Haskell Wexler is one of a handful of cinematographers who have a star on the Hollywood Walk of Fame, having won a pair of Oscars for filming "Guess Who's Coming to Dinner" and "Bound for Glory." Other nominations came for "Matewan" and "Blaze." He was also nominated for "One Flew Over the Cuckoo's Nest" along with Bill Butler, because Wexler was fired during the shoot. Two minutes into this documentary, you will understand why that would happen. You will also quickly figure out that this 2004 documentary is not about a great cinematographer, but about the relationship between Wexler and his son Mark, who is the one making the documentary.
The title of the film comes from Haskell Wexler's advice to his son when Mark started getting involved in the business. What it meant was tell people your father is Haskell Wexler. Born into a privileged life, Wexler got into making documentaries and established a reputation as a first-rate cinematographer and as an outspoken liberal. The son of Wexler's second wife, Mark talks about the point in his life when he realized that the U.S. government was bigger than his father and became a conservative, more out of a need to tick off his father than out of profound ideological conviction. That becomes part of the inherent tension between the documentarian and his subject (Wexler refuses to sign the release form for the film despite Mark's plea to trust him), but there is also the fact that Wexler thinks he knows more about making a documentary than his son. He probably does, but the old man (Wexler is in his early 80s), has no compunctions about communicating his superiority.

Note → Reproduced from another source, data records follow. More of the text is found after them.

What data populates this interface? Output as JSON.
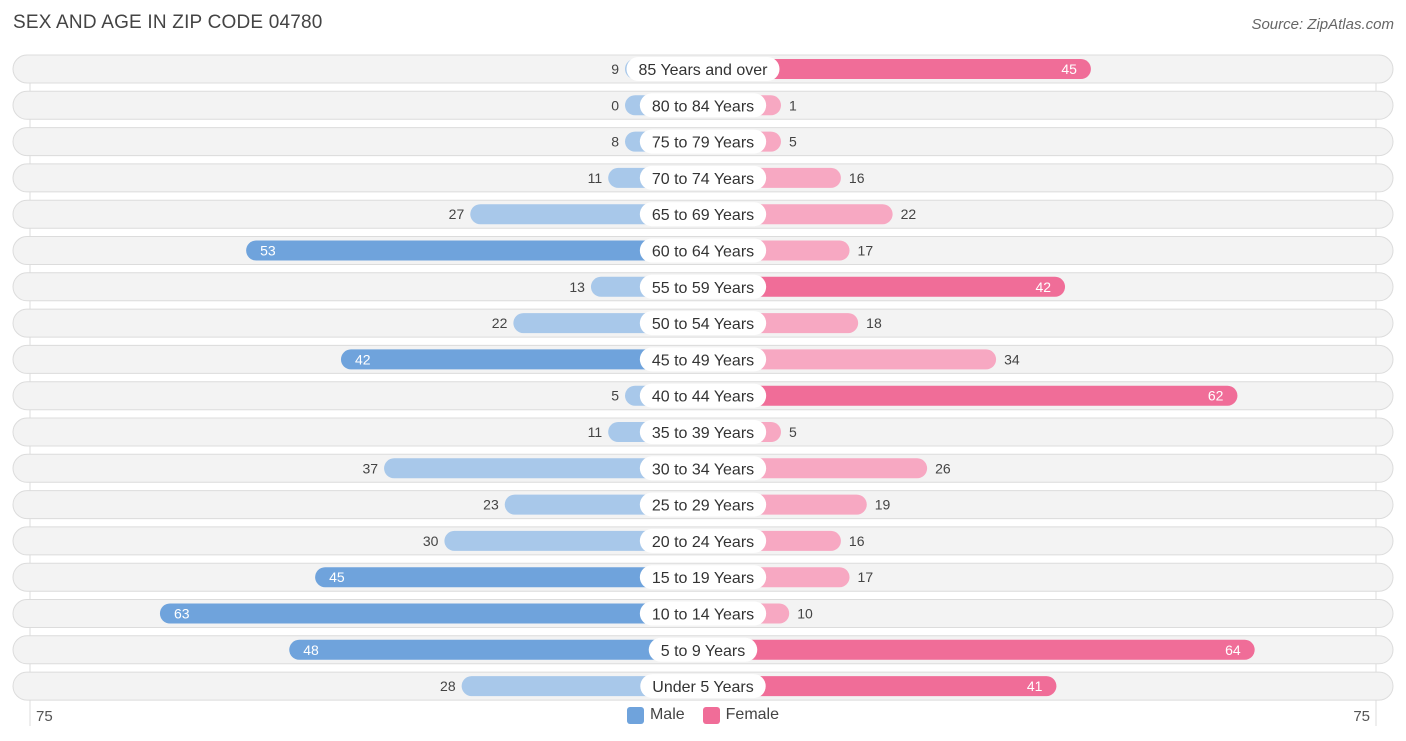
{
  "title": "SEX AND AGE IN ZIP CODE 04780",
  "source": "Source: ZipAtlas.com",
  "legend": {
    "male": "Male",
    "female": "Female"
  },
  "colors": {
    "male_strong": "#6fa3dc",
    "male_light": "#a8c8ea",
    "female_strong": "#f06d98",
    "female_light": "#f7a8c2",
    "row_bg": "#eeeeee"
  },
  "chart_data": {
    "type": "bar",
    "orientation": "horizontal-butterfly",
    "title": "SEX AND AGE IN ZIP CODE 04780",
    "categories": [
      "85 Years and over",
      "80 to 84 Years",
      "75 to 79 Years",
      "70 to 74 Years",
      "65 to 69 Years",
      "60 to 64 Years",
      "55 to 59 Years",
      "50 to 54 Years",
      "45 to 49 Years",
      "40 to 44 Years",
      "35 to 39 Years",
      "30 to 34 Years",
      "25 to 29 Years",
      "20 to 24 Years",
      "15 to 19 Years",
      "10 to 14 Years",
      "5 to 9 Years",
      "Under 5 Years"
    ],
    "series": [
      {
        "name": "Male",
        "values": [
          9,
          0,
          8,
          11,
          27,
          53,
          13,
          22,
          42,
          5,
          11,
          37,
          23,
          30,
          45,
          63,
          48,
          28
        ]
      },
      {
        "name": "Female",
        "values": [
          45,
          1,
          5,
          16,
          22,
          17,
          42,
          18,
          34,
          62,
          5,
          26,
          19,
          16,
          17,
          10,
          64,
          41
        ]
      }
    ],
    "xlim": [
      -75,
      75
    ],
    "axis_labels": {
      "left": "75",
      "right": "75"
    },
    "legend_position": "bottom-center"
  }
}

There are some clips from Wexler's films, both well-known ones like "In the Heat of the Night" and "Coming Home," and his lesser known and more political efforts, such as "The Bus" and "Introduction to the Enemy," both of which he directed. There are interviews with actors (e.g., Julia Roberts, Ron Howard), directors (e.g., Norman Jewison, George Lucas), producers (e.g., Michael Douglas), writers (e.g., Studs Terkel), and a few cinematographers (e.g., Conrad L. Hall). But time and time again the emphasis is more on the man than on his work, and because of Mark's presence the conversations often turn to the topics of fathers and sons, although with no small degree of irony it is Jane Fonda who makes the most pointed comments on the topic of fear to both Wexlers.
What is probably the most amazing thing about "Tell Them Who You Are" is that Mark Wexler would attempt to finally get out of his father's shadow by making a documentary about him. But clearly this sort of public exorcism is what the younger Wexler required. However, the portends are not good when he ignores his father's advice and makes a big mistake early on when filming his father's 80th birthday party. Still, the fact that this could be the final nail in the coffin for the relationship between these two is what makes the present as important as the past in this documentary.
One thing you need to know is that the payoff for this documentary comes not at the end, when we find what Haskell Wexler is going to do next, but on one of the DVD special features when his son finally shows him the documentary we have just watched. If you have any doubts about what "Tell Them Who Your Are" is all about, what you see (and hear) there will settle the matter. There are also uncut interview clips with several of the actors and cinematographers who appear in the documentary, with the Martin Sheen one being the most fascinating of the bunch as he speaks eloquently about fathers and sons.